La vida de Huda Naccache transcurría entre clases y apuntes de arqueología y geografía, las carreras que decidió estudiar en la Universidad de Haifa. Todo cambió cuando llegó una oferta de la revista árabe Lilac, en la que ella se animó a sacarse fotos provocativas y ligeras de ropa.

Después de esa producción de fotos, nada fue igual en la vida de Huda. Ya lejos de los nervios del inicio, ahora dice que sueña “con ser una top model” y va a representar a Israel en el concurso Miss Tierra. Se trata de una competencia que conjuga belleza y compromiso con el cuidado del medio ambiente.

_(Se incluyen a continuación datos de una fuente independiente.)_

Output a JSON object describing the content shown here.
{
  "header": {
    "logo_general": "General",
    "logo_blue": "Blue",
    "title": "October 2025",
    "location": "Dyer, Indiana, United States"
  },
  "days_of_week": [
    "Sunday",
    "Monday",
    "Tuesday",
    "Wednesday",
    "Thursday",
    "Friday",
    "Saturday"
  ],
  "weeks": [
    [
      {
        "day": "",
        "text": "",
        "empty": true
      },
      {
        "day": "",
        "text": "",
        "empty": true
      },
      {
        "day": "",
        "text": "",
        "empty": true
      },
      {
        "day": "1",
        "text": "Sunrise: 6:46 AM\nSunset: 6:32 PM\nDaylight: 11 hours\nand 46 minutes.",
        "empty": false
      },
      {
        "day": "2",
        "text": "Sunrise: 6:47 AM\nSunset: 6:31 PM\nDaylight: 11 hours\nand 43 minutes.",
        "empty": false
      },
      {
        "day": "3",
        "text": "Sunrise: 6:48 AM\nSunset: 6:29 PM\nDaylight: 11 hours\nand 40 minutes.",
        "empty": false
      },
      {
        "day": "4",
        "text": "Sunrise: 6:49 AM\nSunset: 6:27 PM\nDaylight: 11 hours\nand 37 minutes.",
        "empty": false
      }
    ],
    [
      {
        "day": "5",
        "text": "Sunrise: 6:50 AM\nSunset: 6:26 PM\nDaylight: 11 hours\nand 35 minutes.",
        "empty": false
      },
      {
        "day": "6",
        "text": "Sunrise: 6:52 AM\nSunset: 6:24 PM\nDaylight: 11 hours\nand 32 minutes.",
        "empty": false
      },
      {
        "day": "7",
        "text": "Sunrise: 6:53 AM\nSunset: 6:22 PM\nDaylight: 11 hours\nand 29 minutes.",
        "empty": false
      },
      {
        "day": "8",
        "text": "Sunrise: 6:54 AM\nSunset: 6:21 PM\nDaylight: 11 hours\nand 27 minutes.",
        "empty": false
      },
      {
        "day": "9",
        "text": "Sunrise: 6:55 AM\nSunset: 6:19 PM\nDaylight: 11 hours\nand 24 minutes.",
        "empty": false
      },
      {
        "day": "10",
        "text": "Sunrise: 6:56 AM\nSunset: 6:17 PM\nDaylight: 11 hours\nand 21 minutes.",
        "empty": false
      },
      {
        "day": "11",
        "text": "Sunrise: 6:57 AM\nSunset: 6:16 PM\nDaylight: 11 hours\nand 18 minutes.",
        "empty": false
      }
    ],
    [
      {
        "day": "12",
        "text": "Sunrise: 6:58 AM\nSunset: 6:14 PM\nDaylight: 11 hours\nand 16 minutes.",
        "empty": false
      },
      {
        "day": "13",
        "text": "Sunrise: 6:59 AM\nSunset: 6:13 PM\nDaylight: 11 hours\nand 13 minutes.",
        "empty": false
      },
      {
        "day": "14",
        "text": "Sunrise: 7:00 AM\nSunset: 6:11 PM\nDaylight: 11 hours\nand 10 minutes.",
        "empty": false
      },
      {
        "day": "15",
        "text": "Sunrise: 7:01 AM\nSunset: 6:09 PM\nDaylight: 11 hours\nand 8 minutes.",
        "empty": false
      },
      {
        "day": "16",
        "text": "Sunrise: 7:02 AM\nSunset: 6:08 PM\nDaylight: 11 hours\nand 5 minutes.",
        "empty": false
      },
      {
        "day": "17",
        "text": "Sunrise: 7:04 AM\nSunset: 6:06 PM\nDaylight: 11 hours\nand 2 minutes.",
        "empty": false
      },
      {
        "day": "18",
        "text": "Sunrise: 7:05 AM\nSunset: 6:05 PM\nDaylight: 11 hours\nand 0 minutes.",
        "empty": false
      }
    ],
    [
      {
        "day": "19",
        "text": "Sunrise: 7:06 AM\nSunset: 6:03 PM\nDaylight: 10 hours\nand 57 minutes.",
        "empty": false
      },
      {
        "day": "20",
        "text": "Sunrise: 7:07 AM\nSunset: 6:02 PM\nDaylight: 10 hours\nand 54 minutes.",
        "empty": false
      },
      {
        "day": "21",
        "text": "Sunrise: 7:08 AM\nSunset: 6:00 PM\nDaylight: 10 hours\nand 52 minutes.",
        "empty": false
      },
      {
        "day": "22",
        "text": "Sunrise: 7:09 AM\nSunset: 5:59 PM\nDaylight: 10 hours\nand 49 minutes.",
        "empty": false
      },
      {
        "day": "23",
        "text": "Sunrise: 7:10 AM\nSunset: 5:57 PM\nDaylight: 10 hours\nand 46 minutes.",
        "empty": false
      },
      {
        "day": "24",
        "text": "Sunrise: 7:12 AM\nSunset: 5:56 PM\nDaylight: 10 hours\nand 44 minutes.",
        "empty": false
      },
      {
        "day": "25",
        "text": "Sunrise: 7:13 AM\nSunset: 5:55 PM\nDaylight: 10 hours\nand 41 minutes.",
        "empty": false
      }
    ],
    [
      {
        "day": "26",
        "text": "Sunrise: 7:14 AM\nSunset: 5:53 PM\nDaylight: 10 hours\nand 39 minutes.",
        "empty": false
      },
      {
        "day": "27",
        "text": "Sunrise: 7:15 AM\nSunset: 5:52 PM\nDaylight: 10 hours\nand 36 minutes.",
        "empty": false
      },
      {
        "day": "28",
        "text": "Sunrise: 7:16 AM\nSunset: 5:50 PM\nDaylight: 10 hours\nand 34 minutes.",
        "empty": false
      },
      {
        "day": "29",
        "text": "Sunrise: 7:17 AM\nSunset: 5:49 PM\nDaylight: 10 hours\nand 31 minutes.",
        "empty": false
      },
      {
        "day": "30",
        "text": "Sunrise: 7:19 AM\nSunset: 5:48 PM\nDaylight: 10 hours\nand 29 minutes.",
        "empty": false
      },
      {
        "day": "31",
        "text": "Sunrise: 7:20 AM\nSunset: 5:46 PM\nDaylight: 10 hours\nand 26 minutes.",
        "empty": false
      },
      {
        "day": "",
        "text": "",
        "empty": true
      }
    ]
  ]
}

“Algunos dicen que lo que he hecho es valiente. Lo soy, otras chicas no se atreverían. Mi familia me apoya y me anima mucho Ser una modelo árabe es un plus porque no hay muchas pero tampoco hay que exagerar. Pero odio que describan a la sociedad árabe como primitiva que se opone a estas cosas. La gran mayoría me apoya”, dice la joven sobre la polémica que despertó su destape.
  
Consultada sobre su identidad, respondió: “Estoy harta que me etiqueten pero si insistes te digo que nací palestina, soy árabe, tengo raíces libanesas, ciudadanía israelí y de religión cristiana”.

Lo cierto es que Huda Naccache comenzó un camino que no está dispuesto a dejar en la mitad. Tiene mucho para dar y está dispuesta a demostrarlo.